I watch as her jaw moves rhythmically, slowly nursing herself to sleep. She pauses, opens her eyes and tries to smile, still latched on. She sighs and her eyes flutter closed. For a second she looks like her sister. Memories rush back to me. I am so grateful to have these moments. I am so grateful for the calm after a crazy day. I am so grateful for these girls.
I could sit here forever, nursing the baby, snuggling the 4-year-old. These are the evenings I love. The chaos of our day is behind us; replaced with a calm only the sunset can bring. We all are able to take a collective deep breath. Sometimes just breathing together is enough. Some days feel like I am holding my breath, just waiting for a chance to gasp in some air.
Not all of our nights are this serene. We don’t always arrive at bedtime blissfully ready for slumber. Some nights are the opposite. Sometimes we come screeching in, covered in debris, kicking and screaming. Sleep becomes a game of keep away and I am losing, horribly.
Those are the nights that I collapse on the couch after the girls are asleep. Those are the nights that I try to recollect a time when evenings didn’t require top-notch negotiation skills. I have foggy memories of watching movies without animation and sleeping when I became tired. Now, there are nights I hide in the bathroom and brush my teeth extra long. The running water acts as white noise and cancels out the requests for water, snacks, and just one more story.
Then these evenings happen. We find our groove. These are the nights that remind me that I do not, in fact, wish for anything else. I don’t long for the nights of my past. No, I want the one filled with the chaos and debris. I want the milk-drunk smiles and movie watching snuggles, even if the star is a talking pony.
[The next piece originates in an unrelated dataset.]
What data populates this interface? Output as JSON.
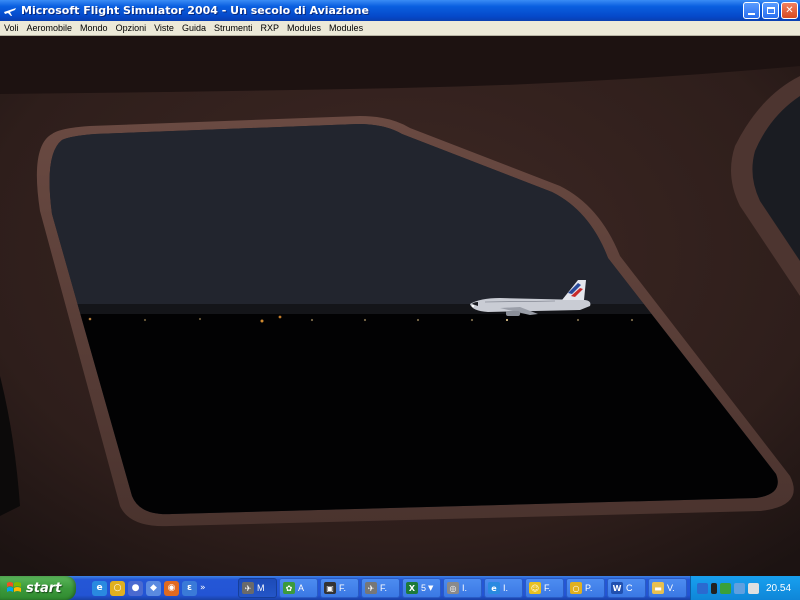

Both girls are asleep now. I am writing this in quiet stillness. Morning will come soon and the beautiful cacophony of having two children will rise with the sun.
Sure, I am exhausted and my house isn’t as tidy as I would like. I am in desperate need of a manicure and a shower that isn’t invaded by a three-foot tall interrogator with the world’s smallest bladder. I could use a day or seven to sit and write and sip hot coffee. Or even just curl up and read a book that doesn’t rhyme.
If I was to be completely honest though, I am not ready for that. I am not ready for the stillness that comes with grown children. I am not ready to pee alone or read prose with multi-syllabic words. I am not ready to move past these moments that are the results of my dreams, hopes, and wishes.
If only I could freeze tonight and put it in a locket around my neck. Hold it close. Draw power from it when all hell breaks loose and bedtime becomes an extreme sport and I the referee. If only.
Instead, I will enjoy this moment, the stillness, and the quiet. I will watch television shows with a plot line. I will have a conversation with my husband and not repeat myself 10 times. I will write this piece and skim through a magazine. I will pee alone.
And by morning I will be recharged. I will be ready for a day filled with chaos and laughter, arguments and tears. I will be ready to face a day filled with love and debris.